Share This Article
Als wir dieses Heft zu planen anfingen und uns über neue Strategien und Kampfformen von Gewerkschaften unterhielten, war die Idee eines europäischen Generalstreiks hierzulande lediglich Thema in linken sozialwissenschaftlichen Zirkeln und kleinen Aktivistengruppen innerhalb und außerhalb gewerkschaftlicher Strukturen. Das hat sich in diesem Jahr verändert. Auf Initiative der Gewerkschaften in Portugal und Spanien gab es am 14. November gemeinsame Massenstreiks und Generalstreiks in mehreren Ländern Südeuropas und Belgiens. Den Schwerpunkt bildete ein 24-stündiger Generalstreik in Spanien und Portugal, an dem Millionen Menschen teilnahmen. In Griechenland und Italien gab es ebenfalls Massenstreiks. In Belgien kam der öffentliche Verkehr fast völlig zum Erliegen. In Frankreich kam es zu Solidaritätsaktionen. Doch in vielen anderen EU-Ländern blieb es bei eher symbolischen Aktionen der Solidarität mit den Lohnabhängigen der Länder, die gegenwärtig im Fokus der Verarmungs- und Entrechtungspolitik der EU-Troika stehen. Der Europäische Gewerkschaftsbund unterstützte die Streiks und rief zu Solidaritätsaktionen auf. Die Perspektive eines koordinierten europäischen Massenstreiks scheint nun nicht mehr eine so utopische Vorstellung zu sein wie vor dem 14. November.

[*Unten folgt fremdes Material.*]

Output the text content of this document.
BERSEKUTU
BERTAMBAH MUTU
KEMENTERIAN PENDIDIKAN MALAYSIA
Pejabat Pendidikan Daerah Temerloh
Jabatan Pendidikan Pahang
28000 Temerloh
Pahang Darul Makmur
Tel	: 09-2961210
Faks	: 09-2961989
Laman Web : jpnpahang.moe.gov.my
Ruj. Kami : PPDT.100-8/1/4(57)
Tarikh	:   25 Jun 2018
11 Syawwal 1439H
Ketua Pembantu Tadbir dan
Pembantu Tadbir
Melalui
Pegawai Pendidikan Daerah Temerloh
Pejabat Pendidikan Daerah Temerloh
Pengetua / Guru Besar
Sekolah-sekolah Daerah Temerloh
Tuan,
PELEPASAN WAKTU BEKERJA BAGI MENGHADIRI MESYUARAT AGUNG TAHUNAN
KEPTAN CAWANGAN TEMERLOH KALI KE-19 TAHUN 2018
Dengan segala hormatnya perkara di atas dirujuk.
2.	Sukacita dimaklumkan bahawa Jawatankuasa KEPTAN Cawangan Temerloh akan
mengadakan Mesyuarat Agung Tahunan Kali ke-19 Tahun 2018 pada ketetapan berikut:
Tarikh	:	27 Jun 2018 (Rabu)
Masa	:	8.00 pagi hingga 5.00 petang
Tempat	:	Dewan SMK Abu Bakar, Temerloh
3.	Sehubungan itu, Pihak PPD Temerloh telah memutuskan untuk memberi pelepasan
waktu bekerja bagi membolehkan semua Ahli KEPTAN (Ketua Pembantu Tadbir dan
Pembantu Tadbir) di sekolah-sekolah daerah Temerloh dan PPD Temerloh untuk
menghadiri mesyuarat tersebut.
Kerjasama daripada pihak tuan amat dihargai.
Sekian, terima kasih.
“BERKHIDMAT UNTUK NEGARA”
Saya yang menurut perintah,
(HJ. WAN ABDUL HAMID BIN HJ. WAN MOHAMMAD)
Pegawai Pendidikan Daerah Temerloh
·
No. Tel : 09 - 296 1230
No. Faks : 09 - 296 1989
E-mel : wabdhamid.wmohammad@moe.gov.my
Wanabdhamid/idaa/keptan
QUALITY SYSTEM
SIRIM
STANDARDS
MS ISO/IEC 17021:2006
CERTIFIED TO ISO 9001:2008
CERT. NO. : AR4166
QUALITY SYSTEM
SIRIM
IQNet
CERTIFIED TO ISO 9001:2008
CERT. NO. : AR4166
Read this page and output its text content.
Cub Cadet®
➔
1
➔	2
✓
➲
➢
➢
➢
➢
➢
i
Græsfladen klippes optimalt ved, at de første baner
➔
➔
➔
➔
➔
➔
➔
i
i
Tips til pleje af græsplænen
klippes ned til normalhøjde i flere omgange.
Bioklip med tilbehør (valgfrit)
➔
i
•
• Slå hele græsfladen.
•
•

Der 14. November markiert einen Fortschritt in der Europäisierung des Widerstands gegen die Krisenpolitik der EU und ihrer Mitgliedsregierungen. Er zeigt aber auch, wie unterschiedlich entwickelt dieser Widerstand ist und wo seine gegenwärtigen Grenzen liegen. In seiner Begrenztheit verweist er auf zentrale praktische Fragen, die zu lösen sind, soll eine gesellschaftliche Trendwende gegen die neoliberale Offensive durchgesetzt werden. Denn auch wenn die Gewerkschaften heute weit davon entfernt sind, das komplexe Geflecht der Konkurrenz zwischen den Lohnarbeiter/innen zu entschärfen, so scheint doch klar, dass diese Aufgabe ohne gewerkschaftliche Organisationskraft ganz und gar eine Illusion bleiben muss (…)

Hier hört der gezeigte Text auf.